The meats, served in a separate container, were largely successful, starting with thick lamb kebabs cooked to the specified medium and served off the skewers for takeout. They were tender and flavorful, as was the chicken shawarma, tendrils of spit-roasted chicken golden-brown with seasoning. Kefta, the ground beef kebab, was amply seasoned but needed the tzatziki to relieve its dryness.

Mazaya Cafs gyros wrap, a lamb and beef blend served with tzatziki sauce, lettuce and pickles. (Richard S. Dargan/For the Journal)

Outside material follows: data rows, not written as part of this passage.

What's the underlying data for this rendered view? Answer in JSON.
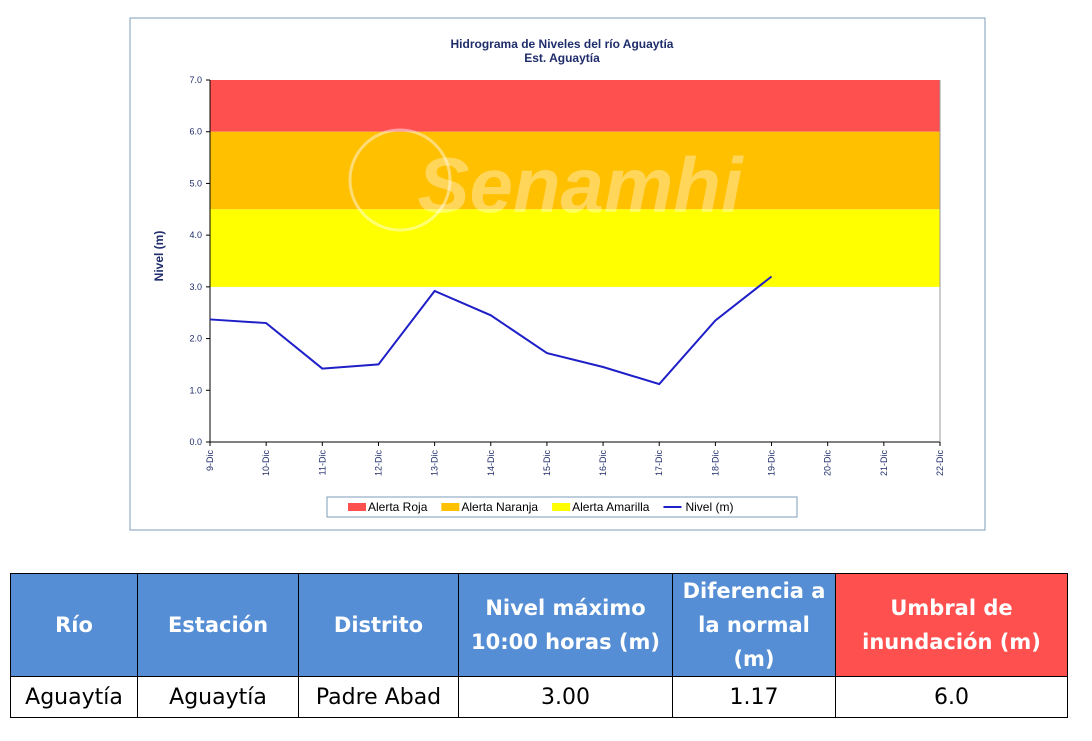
{
  "chart_data": {
    "type": "line",
    "title": "Hidrograma de Niveles del río Aguaytía",
    "subtitle": "Est. Aguaytía",
    "watermark": "Senamhi",
    "y_label": "Nivel (m)",
    "categories": [
      "9-Dic",
      "10-Dic",
      "11-Dic",
      "12-Dic",
      "13-Dic",
      "14-Dic",
      "15-Dic",
      "16-Dic",
      "17-Dic",
      "18-Dic",
      "19-Dic",
      "20-Dic",
      "21-Dic",
      "22-Dic"
    ],
    "series": [
      {
        "name": "Nivel (m)",
        "color": "#1f1fc8",
        "values": [
          2.37,
          2.3,
          1.42,
          1.5,
          2.92,
          2.45,
          1.72,
          1.45,
          1.12,
          2.35,
          3.2,
          null,
          null,
          null
        ]
      }
    ],
    "bands": [
      {
        "name": "Alerta Roja",
        "color": "#ff5050",
        "from": 6,
        "to": 7
      },
      {
        "name": "Alerta Naranja",
        "color": "#ffc000",
        "from": 4.5,
        "to": 6
      },
      {
        "name": "Alerta Amarilla",
        "color": "#ffff00",
        "from": 3,
        "to": 4.5
      }
    ],
    "ylim": [
      0,
      7
    ],
    "yticks": [
      {
        "value": 0,
        "label": "0.0"
      },
      {
        "value": 1,
        "label": "1.0"
      },
      {
        "value": 2,
        "label": "2.0"
      },
      {
        "value": 3,
        "label": "3.0"
      },
      {
        "value": 4,
        "label": "4.0"
      },
      {
        "value": 5,
        "label": "5.0"
      },
      {
        "value": 6,
        "label": "6.0"
      },
      {
        "value": 7,
        "label": "7.0"
      }
    ],
    "legend": "bottom"
  },
  "table": {
    "header": [
      "Río",
      "Estación",
      "Distrito",
      "Nivel máximo 10:00 horas (m)",
      "Diferencia a la normal (m)",
      "Umbral de inundación (m)"
    ],
    "rows": [
      [
        "Aguaytía",
        "Aguaytía",
        "Padre Abad",
        "3.00",
        "1.17",
        "6.0"
      ]
    ]
  }
}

The best thing I tried was the gyros wrap ($6.99) made with thin slices of seasoned, ground lamb and beef wrapped in a fresh, flaky pita. The meat was savory, with just the right balance of spices and enough lettuce, pickle strips and tzatziki to add texture and sour notes.

Desserts include Turkish Delight, gelatinous squares covered with powdered sugar, and baklava ($1.99). The latter, more nutty than sweet, presented an interesting and not-at-all unwelcome variation of the form.

Service was fine. I was given a 15-minute wait time after I ordered, but the food came out in 10 minutes. There are numerous vegan and gluten-free options, and the menu has a useful list of allergy alerts. The food was packaged for takeout in various plastic containers and boxes. The one small cup of tzatziki sauce included in the bag was insufficient for the meal. Be sure to ask for extra if you order takeout.

The UNM neighborhood has an embarrassment of riches in the realm of Mediterranean cuisine. With its unique spin on some familiar dishes, Mazaya Café contributes significantly to that scene.